Curling is back in the spotlight at the 2022 Beijing Winter Olympics – and all the stones used by the competitors originate from an uninhabited Scottish island.
They are hand-crafted at Kays Curling’s workshop in Mauchline, Ayrshire, using granite from the island of Ailsa Craig.
The company’s stones are the only ones used in competition by the World Curling Federation.
Kays Curling was founded in 1851, and has been providing curling stones for the Winter Olympics since the Chamonix Games in 1924.
The company’s director is 72-year-old Jimmy Wyllie, who began working there at the age of 15.
He told BBC Radio’s Good Morning Scotland programme: “The history books tell us that curling stones have been made from Ailsa Craig material for probably at least 200 years now.
“There are two sources on the island and in the good old days you could have a pair made from either.”
Today, those two types of granite are combined to make one stone. Common Green granite is used for the main body, before Blue Hone granite is added.

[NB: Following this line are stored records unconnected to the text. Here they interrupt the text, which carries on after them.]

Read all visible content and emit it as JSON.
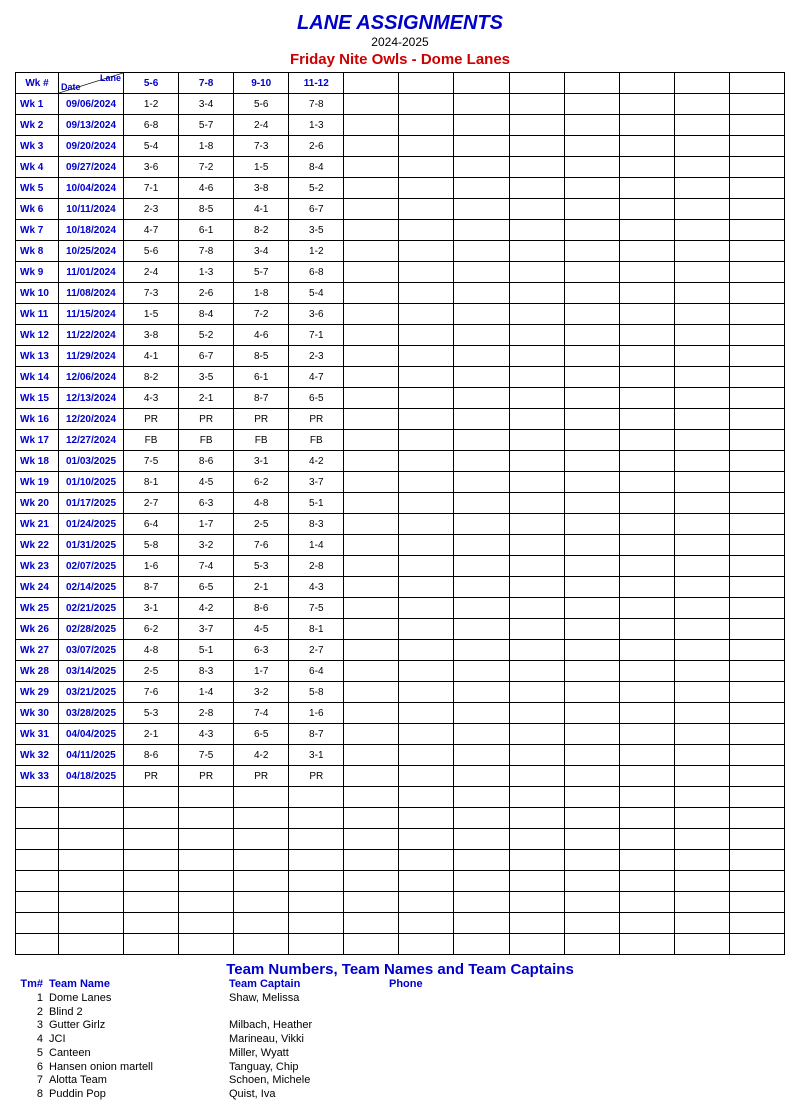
{
  "header": {
    "title": "LANE ASSIGNMENTS",
    "season": "2024-2025",
    "league": "Friday Nite Owls - Dome Lanes"
  },
  "columns": {
    "wk_label": "Wk #",
    "diag_date": "Date",
    "diag_lane": "Lane",
    "lanes": [
      "5-6",
      "7-8",
      "9-10",
      "11-12",
      "",
      "",
      "",
      "",
      "",
      "",
      "",
      ""
    ]
  },
  "rows": [
    {
      "wk": "Wk  1",
      "date": "09/06/2024",
      "cells": [
        "1-2",
        "3-4",
        "5-6",
        "7-8",
        "",
        "",
        "",
        "",
        "",
        "",
        "",
        ""
      ]
    },
    {
      "wk": "Wk  2",
      "date": "09/13/2024",
      "cells": [
        "6-8",
        "5-7",
        "2-4",
        "1-3",
        "",
        "",
        "",
        "",
        "",
        "",
        "",
        ""
      ]
    },
    {
      "wk": "Wk  3",
      "date": "09/20/2024",
      "cells": [
        "5-4",
        "1-8",
        "7-3",
        "2-6",
        "",
        "",
        "",
        "",
        "",
        "",
        "",
        ""
      ]
    },
    {
      "wk": "Wk  4",
      "date": "09/27/2024",
      "cells": [
        "3-6",
        "7-2",
        "1-5",
        "8-4",
        "",
        "",
        "",
        "",
        "",
        "",
        "",
        ""
      ]
    },
    {
      "wk": "Wk  5",
      "date": "10/04/2024",
      "cells": [
        "7-1",
        "4-6",
        "3-8",
        "5-2",
        "",
        "",
        "",
        "",
        "",
        "",
        "",
        ""
      ]
    },
    {
      "wk": "Wk  6",
      "date": "10/11/2024",
      "cells": [
        "2-3",
        "8-5",
        "4-1",
        "6-7",
        "",
        "",
        "",
        "",
        "",
        "",
        "",
        ""
      ]
    },
    {
      "wk": "Wk  7",
      "date": "10/18/2024",
      "cells": [
        "4-7",
        "6-1",
        "8-2",
        "3-5",
        "",
        "",
        "",
        "",
        "",
        "",
        "",
        ""
      ]
    },
    {
      "wk": "Wk  8",
      "date": "10/25/2024",
      "cells": [
        "5-6",
        "7-8",
        "3-4",
        "1-2",
        "",
        "",
        "",
        "",
        "",
        "",
        "",
        ""
      ]
    },
    {
      "wk": "Wk  9",
      "date": "11/01/2024",
      "cells": [
        "2-4",
        "1-3",
        "5-7",
        "6-8",
        "",
        "",
        "",
        "",
        "",
        "",
        "",
        ""
      ]
    },
    {
      "wk": "Wk 10",
      "date": "11/08/2024",
      "cells": [
        "7-3",
        "2-6",
        "1-8",
        "5-4",
        "",
        "",
        "",
        "",
        "",
        "",
        "",
        ""
      ]
    },
    {
      "wk": "Wk 11",
      "date": "11/15/2024",
      "cells": [
        "1-5",
        "8-4",
        "7-2",
        "3-6",
        "",
        "",
        "",
        "",
        "",
        "",
        "",
        ""
      ]
    },
    {
      "wk": "Wk 12",
      "date": "11/22/2024",
      "cells": [
        "3-8",
        "5-2",
        "4-6",
        "7-1",
        "",
        "",
        "",
        "",
        "",
        "",
        "",
        ""
      ]
    },
    {
      "wk": "Wk 13",
      "date": "11/29/2024",
      "cells": [
        "4-1",
        "6-7",
        "8-5",
        "2-3",
        "",
        "",
        "",
        "",
        "",
        "",
        "",
        ""
      ]
    },
    {
      "wk": "Wk 14",
      "date": "12/06/2024",
      "cells": [
        "8-2",
        "3-5",
        "6-1",
        "4-7",
        "",
        "",
        "",
        "",
        "",
        "",
        "",
        ""
      ]
    },
    {
      "wk": "Wk 15",
      "date": "12/13/2024",
      "cells": [
        "4-3",
        "2-1",
        "8-7",
        "6-5",
        "",
        "",
        "",
        "",
        "",
        "",
        "",
        ""
      ]
    },
    {
      "wk": "Wk 16",
      "date": "12/20/2024",
      "cells": [
        "PR",
        "PR",
        "PR",
        "PR",
        "",
        "",
        "",
        "",
        "",
        "",
        "",
        ""
      ]
    },
    {
      "wk": "Wk 17",
      "date": "12/27/2024",
      "cells": [
        "FB",
        "FB",
        "FB",
        "FB",
        "",
        "",
        "",
        "",
        "",
        "",
        "",
        ""
      ]
    },
    {
      "wk": "Wk 18",
      "date": "01/03/2025",
      "cells": [
        "7-5",
        "8-6",
        "3-1",
        "4-2",
        "",
        "",
        "",
        "",
        "",
        "",
        "",
        ""
      ]
    },
    {
      "wk": "Wk 19",
      "date": "01/10/2025",
      "cells": [
        "8-1",
        "4-5",
        "6-2",
        "3-7",
        "",
        "",
        "",
        "",
        "",
        "",
        "",
        ""
      ]
    },
    {
      "wk": "Wk 20",
      "date": "01/17/2025",
      "cells": [
        "2-7",
        "6-3",
        "4-8",
        "5-1",
        "",
        "",
        "",
        "",
        "",
        "",
        "",
        ""
      ]
    },
    {
      "wk": "Wk 21",
      "date": "01/24/2025",
      "cells": [
        "6-4",
        "1-7",
        "2-5",
        "8-3",
        "",
        "",
        "",
        "",
        "",
        "",
        "",
        ""
      ]
    },
    {
      "wk": "Wk 22",
      "date": "01/31/2025",
      "cells": [
        "5-8",
        "3-2",
        "7-6",
        "1-4",
        "",
        "",
        "",
        "",
        "",
        "",
        "",
        ""
      ]
    },
    {
      "wk": "Wk 23",
      "date": "02/07/2025",
      "cells": [
        "1-6",
        "7-4",
        "5-3",
        "2-8",
        "",
        "",
        "",
        "",
        "",
        "",
        "",
        ""
      ]
    },
    {
      "wk": "Wk 24",
      "date": "02/14/2025",
      "cells": [
        "8-7",
        "6-5",
        "2-1",
        "4-3",
        "",
        "",
        "",
        "",
        "",
        "",
        "",
        ""
      ]
    },
    {
      "wk": "Wk 25",
      "date": "02/21/2025",
      "cells": [
        "3-1",
        "4-2",
        "8-6",
        "7-5",
        "",
        "",
        "",
        "",
        "",
        "",
        "",
        ""
      ]
    },
    {
      "wk": "Wk 26",
      "date": "02/28/2025",
      "cells": [
        "6-2",
        "3-7",
        "4-5",
        "8-1",
        "",
        "",
        "",
        "",
        "",
        "",
        "",
        ""
      ]
    },
    {
      "wk": "Wk 27",
      "date": "03/07/2025",
      "cells": [
        "4-8",
        "5-1",
        "6-3",
        "2-7",
        "",
        "",
        "",
        "",
        "",
        "",
        "",
        ""
      ]
    },
    {
      "wk": "Wk 28",
      "date": "03/14/2025",
      "cells": [
        "2-5",
        "8-3",
        "1-7",
        "6-4",
        "",
        "",
        "",
        "",
        "",
        "",
        "",
        ""
      ]
    },
    {
      "wk": "Wk 29",
      "date": "03/21/2025",
      "cells": [
        "7-6",
        "1-4",
        "3-2",
        "5-8",
        "",
        "",
        "",
        "",
        "",
        "",
        "",
        ""
      ]
    },
    {
      "wk": "Wk 30",
      "date": "03/28/2025",
      "cells": [
        "5-3",
        "2-8",
        "7-4",
        "1-6",
        "",
        "",
        "",
        "",
        "",
        "",
        "",
        ""
      ]
    },
    {
      "wk": "Wk 31",
      "date": "04/04/2025",
      "cells": [
        "2-1",
        "4-3",
        "6-5",
        "8-7",
        "",
        "",
        "",
        "",
        "",
        "",
        "",
        ""
      ]
    },
    {
      "wk": "Wk 32",
      "date": "04/11/2025",
      "cells": [
        "8-6",
        "7-5",
        "4-2",
        "3-1",
        "",
        "",
        "",
        "",
        "",
        "",
        "",
        ""
      ]
    },
    {
      "wk": "Wk 33",
      "date": "04/18/2025",
      "cells": [
        "PR",
        "PR",
        "PR",
        "PR",
        "",
        "",
        "",
        "",
        "",
        "",
        "",
        ""
      ]
    }
  ],
  "empty_rows": 8,
  "teams_section": {
    "title": "Team Numbers, Team Names and Team Captains",
    "headers": {
      "num": "Tm#",
      "name": "Team Name",
      "captain": "Team Captain",
      "phone": "Phone"
    },
    "teams": [
      {
        "num": "1",
        "name": "Dome Lanes",
        "captain": "Shaw, Melissa",
        "phone": ""
      },
      {
        "num": "2",
        "name": "Blind 2",
        "captain": "",
        "phone": ""
      },
      {
        "num": "3",
        "name": "Gutter Girlz",
        "captain": "Milbach, Heather",
        "phone": ""
      },
      {
        "num": "4",
        "name": "JCI",
        "captain": "Marineau, Vikki",
        "phone": ""
      },
      {
        "num": "5",
        "name": "Canteen",
        "captain": "Miller, Wyatt",
        "phone": ""
      },
      {
        "num": "6",
        "name": "Hansen onion martell",
        "captain": "Tanguay, Chip",
        "phone": ""
      },
      {
        "num": "7",
        "name": "Alotta Team",
        "captain": "Schoen, Michele",
        "phone": ""
      },
      {
        "num": "8",
        "name": "Puddin Pop",
        "captain": "Quist, Iva",
        "phone": ""
      }
    ]
  },
  "style": {
    "title_color": "#0000cc",
    "accent_red": "#cc0000",
    "border_color": "#000000",
    "base_fontsize": 10
  }
}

Workers produce one stone per hour, a total of 38 stones a week. Each one is checked for shape and balance to ensure they meet Olympic requirements.
There’s more at the link, including a fascinating series of photographs showing the stones being made by hand in the traditional way. Some modern tools are used, but all the old ones are still there, in serried ranks along the walls. It’s a way of life I’d thought long gone, but it supports an Olympic sport to this day.